Apple Cranberry Sauce

The first time I had this was at my best friend’s house in Baltimore…she had clipped the recipe from a Martha Stewart magazine, I believe. It turned out perfect and the kids loved hearing the cranberries “pop” as it cooked. I usually eliminate the salt but add more sugar & cinnamon to taste.

Apple Cranberry Sauce

12 oz. fresh cranberries
1 granny smith apple – peeled, cored and diced
1-3/4 c. water
1-1/4 c. sugar (I use brown sugar or a mix of brown and white)
1/4 tsp. salt
1/2 tsp. cinnamon
1/4 tsp. ground cloves
Combine all ingredients in medium saucepan. Bring to boil. Reduce heat to med-low and simmer partially covered until thick, apple is soft and berries have burst (15-20 min.).  Cool before serving. Serve at room temp and store in fridge.

Christmas Casserole

My mom always made for Christmas morning! She’d assemble it all the night before, cover & refrigerate then just bake it while we were opening our presents from Santa. See notes below…there are many ways to customize it to your own taste.

Christmas Casserole

4 slices of bread, cubed

1 lb. ground pork or breakfast sausage or breakfast links (chopped)

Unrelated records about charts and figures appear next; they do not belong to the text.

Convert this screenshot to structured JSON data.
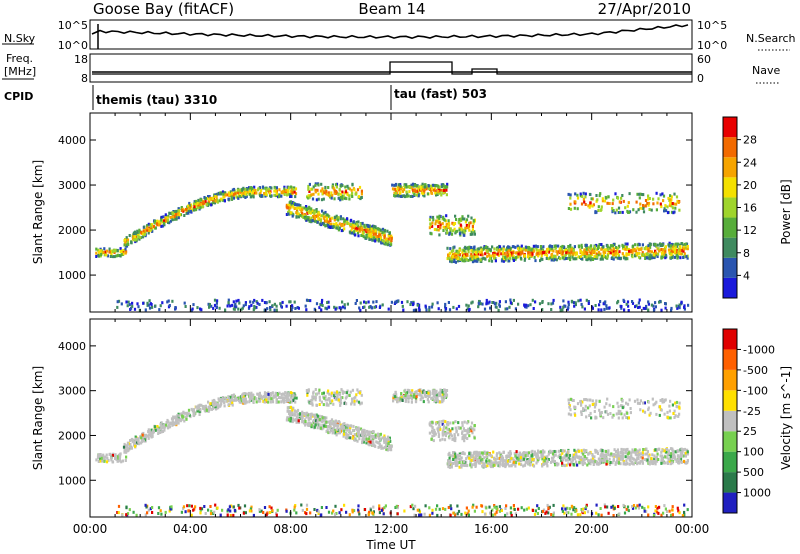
{
  "header": {
    "title_left": "Goose Bay (fitACF)",
    "title_mid": "Beam 14",
    "title_right": "27/Apr/2010"
  },
  "strip_noise": {
    "left_label": "N.Sky",
    "right_label": "N.Search",
    "left_ticks": [
      "10^5",
      "10^0"
    ],
    "right_ticks": [
      "10^5",
      "10^0"
    ]
  },
  "strip_freq": {
    "left_label_1": "Freq.",
    "left_label_2": "[MHz]",
    "right_label": "Nave",
    "left_ticks": [
      "18",
      "8"
    ],
    "right_ticks": [
      "60",
      "0"
    ]
  },
  "cpid": {
    "label": "CPID",
    "modes": [
      {
        "name": "themis (tau) 3310",
        "start_hour": 0
      },
      {
        "name": "tau (fast) 503",
        "start_hour": 12
      }
    ]
  },
  "chart_data": [
    {
      "type": "heatmap",
      "quantity": "power",
      "ylabel": "Slant Range [km]",
      "yticks": [
        1000,
        2000,
        3000,
        4000
      ],
      "ylim": [
        180,
        4600
      ],
      "xlim": [
        0,
        24
      ],
      "colorbar": {
        "label": "Power [dB]",
        "ticks": [
          "4",
          "8",
          "12",
          "16",
          "20",
          "24",
          "28"
        ],
        "colors": [
          "#1a1adb",
          "#2a55b0",
          "#3f8a5f",
          "#57ad3a",
          "#9fd42c",
          "#f4e000",
          "#f6a400",
          "#f26a00",
          "#e80000"
        ]
      }
    },
    {
      "type": "heatmap",
      "quantity": "velocity",
      "ylabel": "Slant Range [km]",
      "yticks": [
        1000,
        2000,
        3000,
        4000
      ],
      "ylim": [
        180,
        4600
      ],
      "xlim": [
        0,
        24
      ],
      "xlabel": "Time UT",
      "xticks": [
        "00:00",
        "04:00",
        "08:00",
        "12:00",
        "16:00",
        "20:00",
        "00:00"
      ],
      "colorbar": {
        "label": "Velocity [m s^-1]",
        "ticks": [
          "1000",
          "500",
          "100",
          "25",
          "-25",
          "-100",
          "-500",
          "-1000"
        ],
        "colors": [
          "#2020c0",
          "#2a7a4a",
          "#3aa84a",
          "#77d050",
          "#c0c0c0",
          "#ffe000",
          "#ffa000",
          "#ff6000",
          "#e00000"
        ]
      }
    }
  ]
}
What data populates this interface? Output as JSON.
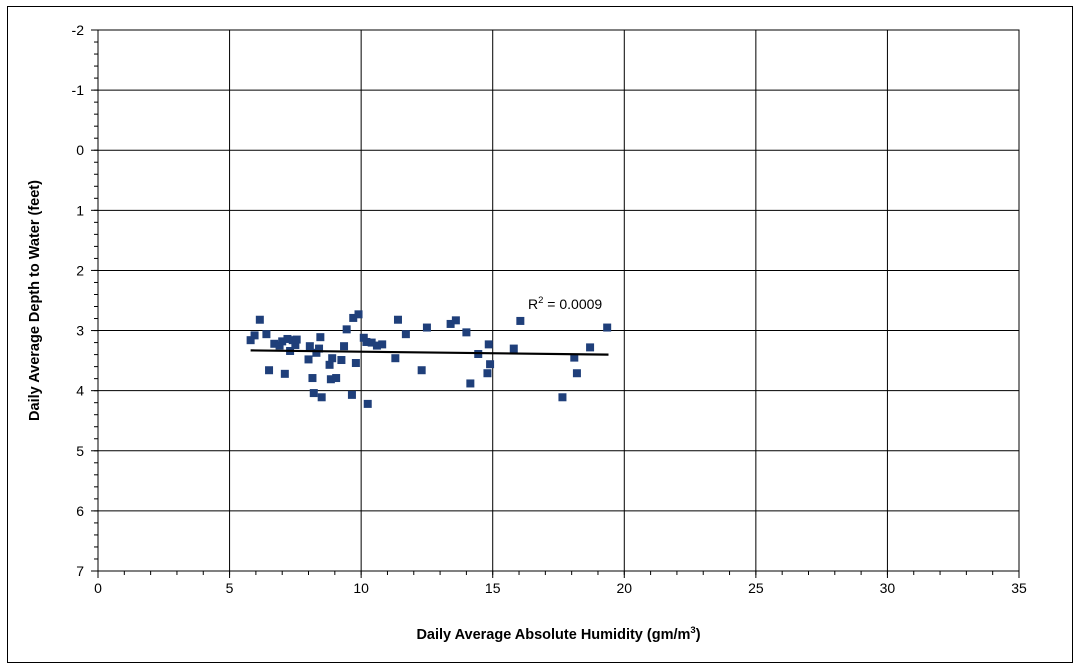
{
  "chart_data": {
    "type": "scatter",
    "xlabel_main": "Daily Average Absolute Humidity (gm/m",
    "xlabel_sup": "3",
    "xlabel_end": ")",
    "ylabel": "Daily Average Depth to Water (feet)",
    "xlim": [
      0,
      35
    ],
    "ylim": [
      -2,
      7
    ],
    "y_inverted": true,
    "x_ticks": [
      0,
      5,
      10,
      15,
      20,
      25,
      30,
      35
    ],
    "y_ticks": [
      -2,
      -1,
      0,
      1,
      2,
      3,
      4,
      5,
      6,
      7
    ],
    "grid": true,
    "marker_color": "#1f3f7a",
    "trendline_color": "#000000",
    "annotation": {
      "prefix": "R",
      "sup": "2",
      "suffix": " = 0.0009"
    },
    "trendline": {
      "x": [
        5.8,
        19.4
      ],
      "y": [
        3.33,
        3.4
      ]
    },
    "points": [
      {
        "x": 5.8,
        "y": 3.16
      },
      {
        "x": 5.95,
        "y": 3.08
      },
      {
        "x": 6.15,
        "y": 2.82
      },
      {
        "x": 6.4,
        "y": 3.06
      },
      {
        "x": 6.5,
        "y": 3.66
      },
      {
        "x": 6.7,
        "y": 3.22
      },
      {
        "x": 6.9,
        "y": 3.25
      },
      {
        "x": 7.0,
        "y": 3.18
      },
      {
        "x": 7.1,
        "y": 3.72
      },
      {
        "x": 7.2,
        "y": 3.14
      },
      {
        "x": 7.3,
        "y": 3.34
      },
      {
        "x": 7.4,
        "y": 3.16
      },
      {
        "x": 7.5,
        "y": 3.24
      },
      {
        "x": 7.55,
        "y": 3.15
      },
      {
        "x": 8.0,
        "y": 3.48
      },
      {
        "x": 8.05,
        "y": 3.26
      },
      {
        "x": 8.15,
        "y": 3.79
      },
      {
        "x": 8.2,
        "y": 4.04
      },
      {
        "x": 8.3,
        "y": 3.37
      },
      {
        "x": 8.4,
        "y": 3.3
      },
      {
        "x": 8.45,
        "y": 3.11
      },
      {
        "x": 8.5,
        "y": 4.11
      },
      {
        "x": 8.8,
        "y": 3.57
      },
      {
        "x": 8.85,
        "y": 3.81
      },
      {
        "x": 8.9,
        "y": 3.46
      },
      {
        "x": 9.05,
        "y": 3.79
      },
      {
        "x": 9.25,
        "y": 3.49
      },
      {
        "x": 9.35,
        "y": 3.26
      },
      {
        "x": 9.45,
        "y": 2.98
      },
      {
        "x": 9.65,
        "y": 4.07
      },
      {
        "x": 9.7,
        "y": 2.79
      },
      {
        "x": 9.8,
        "y": 3.54
      },
      {
        "x": 9.9,
        "y": 2.73
      },
      {
        "x": 10.1,
        "y": 3.12
      },
      {
        "x": 10.2,
        "y": 3.19
      },
      {
        "x": 10.25,
        "y": 4.22
      },
      {
        "x": 10.4,
        "y": 3.2
      },
      {
        "x": 10.6,
        "y": 3.25
      },
      {
        "x": 10.8,
        "y": 3.23
      },
      {
        "x": 11.3,
        "y": 3.46
      },
      {
        "x": 11.4,
        "y": 2.82
      },
      {
        "x": 11.7,
        "y": 3.06
      },
      {
        "x": 12.3,
        "y": 3.66
      },
      {
        "x": 12.5,
        "y": 2.95
      },
      {
        "x": 13.4,
        "y": 2.89
      },
      {
        "x": 13.6,
        "y": 2.83
      },
      {
        "x": 14.0,
        "y": 3.03
      },
      {
        "x": 14.15,
        "y": 3.88
      },
      {
        "x": 14.45,
        "y": 3.39
      },
      {
        "x": 14.8,
        "y": 3.71
      },
      {
        "x": 14.85,
        "y": 3.23
      },
      {
        "x": 14.9,
        "y": 3.56
      },
      {
        "x": 15.8,
        "y": 3.3
      },
      {
        "x": 16.05,
        "y": 2.84
      },
      {
        "x": 17.65,
        "y": 4.11
      },
      {
        "x": 18.1,
        "y": 3.45
      },
      {
        "x": 18.2,
        "y": 3.71
      },
      {
        "x": 18.7,
        "y": 3.28
      },
      {
        "x": 19.35,
        "y": 2.95
      }
    ]
  }
}
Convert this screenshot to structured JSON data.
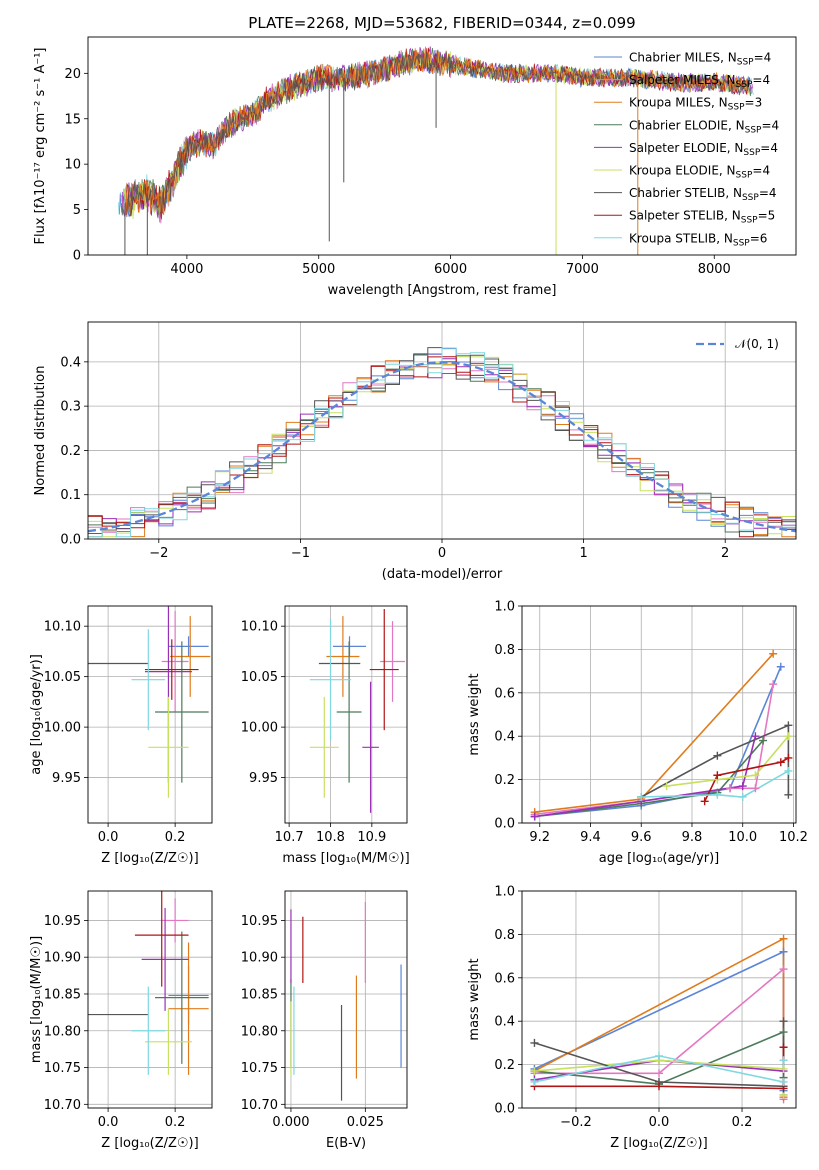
{
  "figure": {
    "title": "PLATE=2268, MJD=53682, FIBERID=0344, z=0.099"
  },
  "models": [
    {
      "name": "Chabrier MILES",
      "nssp": "4",
      "color": "#5b85d6"
    },
    {
      "name": "Salpeter MILES",
      "nssp": "4",
      "color": "#e377c2"
    },
    {
      "name": "Kroupa MILES",
      "nssp": "3",
      "color": "#e07b1c"
    },
    {
      "name": "Chabrier ELODIE",
      "nssp": "4",
      "color": "#4d7a5a"
    },
    {
      "name": "Salpeter ELODIE",
      "nssp": "4",
      "color": "#9b30b8"
    },
    {
      "name": "Kroupa ELODIE",
      "nssp": "4",
      "color": "#c8e060"
    },
    {
      "name": "Chabrier STELIB",
      "nssp": "4",
      "color": "#555555"
    },
    {
      "name": "Salpeter STELIB",
      "nssp": "5",
      "color": "#b01515"
    },
    {
      "name": "Kroupa STELIB",
      "nssp": "6",
      "color": "#7fd8e0"
    }
  ],
  "chart_data": [
    {
      "id": "spectrum",
      "type": "line",
      "xlabel": "wavelength [Angstrom, rest frame]",
      "ylabel": "Flux [fλ10⁻¹⁷ erg cm⁻² s⁻¹ A⁻¹]",
      "xlim": [
        3250,
        8620
      ],
      "ylim": [
        0,
        24
      ],
      "xticks": [
        "4000",
        "5000",
        "6000",
        "7000",
        "8000"
      ],
      "yticks": [
        "0",
        "5",
        "10",
        "15",
        "20"
      ],
      "continuum": {
        "x": [
          3500,
          3600,
          3700,
          3800,
          3900,
          4000,
          4100,
          4200,
          4300,
          4400,
          4500,
          4600,
          4800,
          5000,
          5200,
          5400,
          5600,
          5800,
          6000,
          6200,
          6400,
          6600,
          6800,
          7000,
          7200,
          7400,
          7700,
          8000,
          8300
        ],
        "y": [
          5.5,
          6.2,
          6.8,
          5.5,
          8.5,
          11.5,
          12.5,
          12.0,
          14.0,
          15.0,
          15.5,
          17.0,
          18.5,
          19.5,
          19.5,
          20.0,
          21.0,
          21.5,
          21.0,
          20.5,
          20.0,
          20.0,
          20.0,
          19.5,
          19.5,
          19.5,
          19.0,
          19.0,
          18.5
        ]
      }
    },
    {
      "id": "residuals",
      "type": "histogram",
      "xlabel": "(data-model)/error",
      "ylabel": "Normed distribution",
      "xlim": [
        -2.5,
        2.5
      ],
      "ylim": [
        0,
        0.49
      ],
      "xticks": [
        "−2",
        "−1",
        "0",
        "1",
        "2"
      ],
      "yticks": [
        "0.0",
        "0.1",
        "0.2",
        "0.3",
        "0.4"
      ],
      "reference_curve": "N(0,1)",
      "legend": "𝒩(0, 1)",
      "bin_width": 0.1
    },
    {
      "id": "age_vs_Z",
      "type": "errorbar",
      "xlabel": "Z [log₁₀(Z/Z☉)]",
      "ylabel": "age  [log₁₀(age/yr)]",
      "xlim": [
        -0.06,
        0.31
      ],
      "ylim": [
        9.905,
        10.12
      ],
      "xticks": [
        "0.0",
        "0.2"
      ],
      "yticks": [
        "9.95",
        "10.00",
        "10.05",
        "10.10"
      ],
      "points": [
        {
          "x": 0.24,
          "y": 10.08,
          "xerr": 0.06,
          "yerr": 0.01
        },
        {
          "x": 0.2,
          "y": 10.065,
          "xerr": 0.04,
          "yerr": 0.05
        },
        {
          "x": 0.245,
          "y": 10.07,
          "xerr": 0.06,
          "yerr": 0.04
        },
        {
          "x": 0.22,
          "y": 10.015,
          "xerr": 0.08,
          "yerr": 0.07
        },
        {
          "x": 0.18,
          "y": 10.055,
          "xerr": 0.07,
          "yerr": 0.11
        },
        {
          "x": 0.18,
          "y": 9.98,
          "xerr": 0.06,
          "yerr": 0.05
        },
        {
          "x": 0.03,
          "y": 10.063,
          "xerr": 0.09,
          "yerr": 0.0
        },
        {
          "x": 0.19,
          "y": 10.057,
          "xerr": 0.08,
          "yerr": 0.03
        },
        {
          "x": 0.12,
          "y": 10.047,
          "xerr": 0.05,
          "yerr": 0.05
        }
      ]
    },
    {
      "id": "age_vs_mass",
      "type": "errorbar",
      "xlabel": "mass [log₁₀(M/M☉)]",
      "ylabel": "",
      "xlim": [
        10.69,
        10.985
      ],
      "ylim": [
        9.905,
        10.12
      ],
      "xticks": [
        "10.7",
        "10.8",
        "10.9"
      ],
      "yticks": [
        "9.95",
        "10.00",
        "10.05",
        "10.10"
      ],
      "points": [
        {
          "x": 10.846,
          "y": 10.08,
          "xerr": 0.04,
          "yerr": 0.01
        },
        {
          "x": 10.95,
          "y": 10.065,
          "xerr": 0.03,
          "yerr": 0.04
        },
        {
          "x": 10.83,
          "y": 10.07,
          "xerr": 0.04,
          "yerr": 0.04
        },
        {
          "x": 10.845,
          "y": 10.015,
          "xerr": 0.03,
          "yerr": 0.07
        },
        {
          "x": 10.897,
          "y": 9.98,
          "xerr": 0.02,
          "yerr": 0.065
        },
        {
          "x": 10.785,
          "y": 9.98,
          "xerr": 0.035,
          "yerr": 0.05
        },
        {
          "x": 10.822,
          "y": 10.063,
          "xerr": 0.05,
          "yerr": 0.0
        },
        {
          "x": 10.93,
          "y": 10.057,
          "xerr": 0.035,
          "yerr": 0.06
        },
        {
          "x": 10.8,
          "y": 10.047,
          "xerr": 0.05,
          "yerr": 0.06
        }
      ]
    },
    {
      "id": "weight_vs_age",
      "type": "line",
      "xlabel": "age  [log₁₀(age/yr)]",
      "ylabel": "mass weight",
      "xlim": [
        9.13,
        10.21
      ],
      "ylim": [
        0,
        1
      ],
      "xticks": [
        "9.2",
        "9.4",
        "9.6",
        "9.8",
        "10.0",
        "10.2"
      ],
      "yticks": [
        "0.0",
        "0.2",
        "0.4",
        "0.6",
        "0.8",
        "1.0"
      ],
      "series": [
        {
          "model": 0,
          "x": [
            9.18,
            9.6,
            9.95,
            10.15
          ],
          "y": [
            0.03,
            0.08,
            0.16,
            0.72
          ]
        },
        {
          "model": 1,
          "x": [
            9.18,
            9.6,
            9.95,
            10.05,
            10.12
          ],
          "y": [
            0.04,
            0.1,
            0.16,
            0.16,
            0.64
          ]
        },
        {
          "model": 2,
          "x": [
            9.18,
            9.6,
            10.12
          ],
          "y": [
            0.05,
            0.11,
            0.78
          ]
        },
        {
          "model": 3,
          "x": [
            9.18,
            9.6,
            9.9,
            10.08
          ],
          "y": [
            0.03,
            0.09,
            0.14,
            0.38
          ]
        },
        {
          "model": 4,
          "x": [
            9.18,
            9.6,
            10.0,
            10.05
          ],
          "y": [
            0.03,
            0.1,
            0.17,
            0.4
          ]
        },
        {
          "model": 5,
          "x": [
            9.7,
            9.9,
            10.05,
            10.18
          ],
          "y": [
            0.17,
            0.2,
            0.22,
            0.4
          ]
        },
        {
          "model": 6,
          "x": [
            9.6,
            9.9,
            10.18,
            10.18
          ],
          "y": [
            0.12,
            0.31,
            0.45,
            0.13
          ]
        },
        {
          "model": 7,
          "x": [
            9.85,
            9.9,
            10.15,
            10.18
          ],
          "y": [
            0.1,
            0.22,
            0.28,
            0.3
          ]
        },
        {
          "model": 8,
          "x": [
            9.6,
            9.9,
            10.0,
            10.18
          ],
          "y": [
            0.12,
            0.13,
            0.12,
            0.24
          ]
        }
      ]
    },
    {
      "id": "mass_vs_Z",
      "type": "errorbar",
      "xlabel": "Z [log₁₀(Z/Z☉)]",
      "ylabel": "mass [log₁₀(M/M☉)]",
      "xlim": [
        -0.06,
        0.31
      ],
      "ylim": [
        10.695,
        10.99
      ],
      "xticks": [
        "0.0",
        "0.2"
      ],
      "yticks": [
        "10.70",
        "10.75",
        "10.80",
        "10.85",
        "10.90",
        "10.95"
      ],
      "points": [
        {
          "x": 0.24,
          "y": 10.848,
          "xerr": 0.06,
          "yerr": 0.04
        },
        {
          "x": 0.2,
          "y": 10.95,
          "xerr": 0.04,
          "yerr": 0.03
        },
        {
          "x": 0.24,
          "y": 10.83,
          "xerr": 0.06,
          "yerr": 0.09
        },
        {
          "x": 0.22,
          "y": 10.845,
          "xerr": 0.08,
          "yerr": 0.09
        },
        {
          "x": 0.17,
          "y": 10.897,
          "xerr": 0.07,
          "yerr": 0.07
        },
        {
          "x": 0.18,
          "y": 10.785,
          "xerr": 0.07,
          "yerr": 0.045
        },
        {
          "x": 0.03,
          "y": 10.822,
          "xerr": 0.09,
          "yerr": 0.0
        },
        {
          "x": 0.16,
          "y": 10.93,
          "xerr": 0.08,
          "yerr": 0.07
        },
        {
          "x": 0.12,
          "y": 10.8,
          "xerr": 0.05,
          "yerr": 0.06
        }
      ]
    },
    {
      "id": "mass_vs_ebv",
      "type": "errorbar",
      "xlabel": "E(B-V)",
      "ylabel": "",
      "xlim": [
        -0.002,
        0.039
      ],
      "ylim": [
        10.695,
        10.99
      ],
      "xticks": [
        "0.000",
        "0.025"
      ],
      "yticks": [
        "10.70",
        "10.75",
        "10.80",
        "10.85",
        "10.90",
        "10.95"
      ],
      "points": [
        {
          "x": 0.037,
          "y": 10.82,
          "xerr": 0,
          "yerr": 0.07
        },
        {
          "x": 0.025,
          "y": 10.92,
          "xerr": 0,
          "yerr": 0.055
        },
        {
          "x": 0.022,
          "y": 10.805,
          "xerr": 0,
          "yerr": 0.07
        },
        {
          "x": 0.0,
          "y": 10.81,
          "xerr": 0,
          "yerr": 0.06
        },
        {
          "x": 0.0,
          "y": 10.915,
          "xerr": 0,
          "yerr": 0.05
        },
        {
          "x": 0.0,
          "y": 10.79,
          "xerr": 0,
          "yerr": 0.05
        },
        {
          "x": 0.017,
          "y": 10.77,
          "xerr": 0,
          "yerr": 0.065
        },
        {
          "x": 0.004,
          "y": 10.91,
          "xerr": 0,
          "yerr": 0.045
        },
        {
          "x": 0.001,
          "y": 10.8,
          "xerr": 0,
          "yerr": 0.06
        }
      ]
    },
    {
      "id": "weight_vs_Z",
      "type": "line",
      "xlabel": "Z [log₁₀(Z/Z☉)]",
      "ylabel": "mass weight",
      "xlim": [
        -0.33,
        0.33
      ],
      "ylim": [
        0,
        1
      ],
      "xticks": [
        "−0.2",
        "0.0",
        "0.2"
      ],
      "yticks": [
        "0.0",
        "0.2",
        "0.4",
        "0.6",
        "0.8",
        "1.0"
      ],
      "series": [
        {
          "model": 0,
          "x": [
            -0.3,
            0.3,
            0.3,
            0.3
          ],
          "y": [
            0.18,
            0.72,
            0.08,
            0.06
          ]
        },
        {
          "model": 1,
          "x": [
            -0.3,
            0.0,
            0.3,
            0.3
          ],
          "y": [
            0.16,
            0.16,
            0.64,
            0.04
          ]
        },
        {
          "model": 2,
          "x": [
            -0.3,
            0.3,
            0.3
          ],
          "y": [
            0.17,
            0.78,
            0.05
          ]
        },
        {
          "model": 3,
          "x": [
            -0.3,
            0.0,
            0.3,
            0.3
          ],
          "y": [
            0.17,
            0.11,
            0.35,
            0.14
          ]
        },
        {
          "model": 4,
          "x": [
            -0.3,
            0.0,
            0.3,
            0.3
          ],
          "y": [
            0.13,
            0.22,
            0.17,
            0.1
          ]
        },
        {
          "model": 5,
          "x": [
            -0.3,
            0.0,
            0.3,
            0.3
          ],
          "y": [
            0.17,
            0.22,
            0.18,
            0.06
          ]
        },
        {
          "model": 6,
          "x": [
            -0.3,
            0.0,
            0.3,
            0.3
          ],
          "y": [
            0.3,
            0.12,
            0.1,
            0.4
          ]
        },
        {
          "model": 7,
          "x": [
            -0.3,
            0.0,
            0.3,
            0.3
          ],
          "y": [
            0.1,
            0.1,
            0.09,
            0.28
          ]
        },
        {
          "model": 8,
          "x": [
            -0.3,
            0.0,
            0.3,
            0.3
          ],
          "y": [
            0.12,
            0.24,
            0.12,
            0.22
          ]
        }
      ]
    }
  ]
}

1 c. shredded cheddar cheese

6 eggs, beaten

2 c. milk

salt & pepper to taste

Grease or spray a 9″x13″ pan with oil. In a skillet over medium heat, cook sausage (or links if they are uncooked) until done. Drain off grease and spread over the bread cubes. Sprinkle with the cheese.

In medium bowl, beat together the eggs, milk, salt and pepper. Pour over the bread and sausage mix in the pan. Bake at 350 degrees for 35-40 minutes. Cut into squares and serve warm!

Options:

• For lighter version, use egg substitute, skim milk, light cheese, and flavored ground turkey.

• For a spicy flare, use shredded Mexican cheese blend, chopped jalapenos, cilantro, and spicy ground turkey or chorizo. Serve with salsa and sour cream.

• In the summer, mix in 1-2 teaspoons of your favorite fresh herbs, chopped finely: chives, rosemary, thyme, cilantro or oregano. Or toss in chopped fresh mushrooms, tomatoes, bell peppers or pre-cooked hashbrowns or potatoes.

• Try different cheeses, like pepper jack, swiss or white cheddar, or different breads like sourdough, rye, ciabatta rolls (may need to add a little more milk if you’re using thicker, drier breads).

This dish is also great for potlucks and quick weekday breakfasts…just cook ahead of time then simply reheat the entire pan or microwave one piece at a time.

Holiday Cheeseball

My Aunt Rose used to make this every Christmas Eve for the family get-together at my grandma’s house. It’s best served slightly chilled with crackers.

Holiday Cheeseball

4 c. shredded cheddar cheese

6 oz. softened cream cheese

1/3 c. mayo

2 t. sherry flavoring

1 t. Worcestershire sauce

1/8 t. each of celery salt, onion salt, and garlic salt

1/2 c. chopped black olives

1/3 c. minced parsley

Combine all ingredients except olives and parsley with food processor or mixer until smooth. Stir in olives then cover and chill overnight or until firm. Shape into a ball or log shape and roll in the parsley to cover. Keep chilled until served.